Nefret Söylemi
Nefret Söylemi ve Ayrımcılıkla Mücadelede Alternatif Yaklaşımlar
“Dijital Teknolojileri Kullanarak Nefret Söylemi ve Ayrımcılıkla Mücadele” projesi kapsamında düzenlenen panel serisinin altıncısı, ‘Nefret Söylemi ve Ayrımcılıkla Mücadelede Alternatif Yaklaşımlar’ başlıklı panel, 10 Eylül 2024 Salı günü Hrant Dink Vakfı Havak Salonu’nda yapıldı. Panel, vakfın YouTube hesabından İngilizce ve Türkçe olarak canlı yayınlandı. Moderasyonunu İstanbul Bilgi Üniversitesi’nden Sarper Durmuş’un yaptığı panelde, Uppsala Üniversitesi’nden Nazar Akrami, Public Discourse Vakfı’ndan Morgane Bonvallat ve Gunda Werner Enstitütüsü’nden Katharina Klappheck konuşmacı olarak yer aldı.
Paneli yüz yüze 87 katılımcı takip etti. Vakfın YouTube kanalından yapılan Türkçe canlı yayını 155 kişi, İngilizce canlı yayını ise 87 kişi izledi. Arapça Zoom oturumundan ise 1 katılımcı paneli takip etti. Panel toplamda 330 katılımcıya ulaştı. Panele medya profesyonelleri, ilgili alanlarda eğitim gören öğrenciler ve sivil toplum kuruluşlarında çalışanlar katıldı. Konuşmacılar, sunumlarını konuya ilişkin örneklerle destekleyerek katılımcıların ilgisini artırdı. Konuşmaların sonunda izleyicilerden gelen sorular ve soru-cevap bölümünün uzunluğu, katılımcıların konuya olan ilgisinin bir göstergesi oldu.

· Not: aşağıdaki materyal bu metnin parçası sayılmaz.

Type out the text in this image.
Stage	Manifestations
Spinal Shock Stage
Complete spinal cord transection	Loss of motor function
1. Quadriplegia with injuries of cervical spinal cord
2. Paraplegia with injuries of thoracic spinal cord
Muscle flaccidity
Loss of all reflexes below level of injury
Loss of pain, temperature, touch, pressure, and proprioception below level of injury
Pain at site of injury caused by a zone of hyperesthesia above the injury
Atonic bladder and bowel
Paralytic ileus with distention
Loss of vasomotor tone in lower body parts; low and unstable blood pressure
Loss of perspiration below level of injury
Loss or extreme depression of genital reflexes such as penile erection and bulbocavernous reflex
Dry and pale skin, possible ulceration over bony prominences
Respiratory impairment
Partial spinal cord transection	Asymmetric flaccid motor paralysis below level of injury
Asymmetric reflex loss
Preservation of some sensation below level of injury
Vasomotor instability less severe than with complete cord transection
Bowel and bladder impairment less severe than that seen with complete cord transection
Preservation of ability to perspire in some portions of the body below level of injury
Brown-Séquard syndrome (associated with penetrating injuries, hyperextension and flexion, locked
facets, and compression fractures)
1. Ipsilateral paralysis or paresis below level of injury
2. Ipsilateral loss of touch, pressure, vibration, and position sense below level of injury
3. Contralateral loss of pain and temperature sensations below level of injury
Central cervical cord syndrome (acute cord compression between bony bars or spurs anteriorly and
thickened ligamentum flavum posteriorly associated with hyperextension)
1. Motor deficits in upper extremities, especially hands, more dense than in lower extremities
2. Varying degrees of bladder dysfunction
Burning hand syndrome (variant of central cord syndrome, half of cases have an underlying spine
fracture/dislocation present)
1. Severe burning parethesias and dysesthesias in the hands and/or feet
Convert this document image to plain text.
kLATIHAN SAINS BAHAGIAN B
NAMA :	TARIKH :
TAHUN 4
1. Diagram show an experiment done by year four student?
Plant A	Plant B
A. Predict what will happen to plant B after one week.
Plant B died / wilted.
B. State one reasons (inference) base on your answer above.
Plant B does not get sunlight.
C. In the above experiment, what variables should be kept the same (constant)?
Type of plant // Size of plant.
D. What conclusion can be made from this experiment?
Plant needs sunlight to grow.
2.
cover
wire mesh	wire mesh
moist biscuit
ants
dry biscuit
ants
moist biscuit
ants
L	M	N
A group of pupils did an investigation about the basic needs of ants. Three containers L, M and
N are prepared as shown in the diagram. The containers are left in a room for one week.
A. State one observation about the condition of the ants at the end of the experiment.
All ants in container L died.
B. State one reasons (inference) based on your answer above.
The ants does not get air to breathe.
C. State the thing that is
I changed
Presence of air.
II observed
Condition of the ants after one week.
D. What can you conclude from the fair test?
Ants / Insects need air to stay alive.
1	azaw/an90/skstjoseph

Açış konuşmasında Friedrich Naumann Vakfı Türkiye Temsilcisi Aret Demirci, yapay zekânın nefret söylemi ve ayrımcılıkla mücadeledeki potansiyelini vurguladı. Demirci, çevrimiçi nefret söyleminin günlük yaşamı da etkilediğini belirtti ve YZ teknolojilerinin nefret söylemini tespit ve sınıflandırma yeteneklerinin ayrımcılıkla mücadelede etkili bir araç olabileceğini söyledi.
Moderatör Sarper Durmuş, nefret söylemi ve ayrımcılığın hem dijital ortamda hem de günlük yaşamda arttığını belirterek, Birleşik Krallık ve Paris Olimpiyatları’ndan örnekler verdi. İfade özgürlüğü ile nefret söylemi arasındaki gerilimi vurgulayan Durmuş, ayrımcılıkla mücadelede alternatif yaklaşımlar gerektiğine dikkat çekerek ilk konuşmacı Nazar Akrami’yi tanıttı. Akrami, İsveç’te nefret söylemi yerine daha erişilebilir bir kavram olan "toksik dil" terimini kullandığını ve özellikle sosyal medya şirketlerinin az çalıştığı İsveççe gibi azınlık dillerindeki toksik dili incelemek için kurulan ‘European Hate Lab’in çalışmalarını detaylandırdı. Anomi ve anonimlik gibi faktörlerin toksik dil kullanımını etkilediğini belirten Akrami, kullanıcıya metinlerindeki toksisite düzeyini gösteren ve topluluk normlarını teşvik eden uygulamaların toksik dil kullanımını azaltabileceğini vurguladı. Morgane Bonvallat, çevrimiçi alanları daha güvenli hale getirme ve nefret söyleminin mağdurlarını destekleme çabalarından bahsetti. Bir araştırmaya atıfta bulunarak, nefret içerikli paylaşımların çoğunun %1’lik bir kullanıcı grubu tarafından yapıldığını ve empati temelli karşı söylemler üretmenin etkili olabileceğini önerdi. Son olarak, Katharina Klappheck, nefret söylemini bir siber güvenlik sorunu olarak ele aldı ve çevrim içi güvenlikte feminist bir perspektifin gerekliliğini savundu. İçerik moderasyonunun önemini vurgulayan Klappheck, moderatörlerin çalışma koşullarının iyileştirilmesi gerektiğine dikkat çekerek Brezilya ve Almanya’daki başarılı uygulamalara değindi. Soru-cevap bölümünde, bu yaklaşımların Türkiye’deki olası uygulama alanları, sosyal medya şirketlerinin rolü ve bağlamı dikkate alan tespit araçlarının etkinliği ele alındı.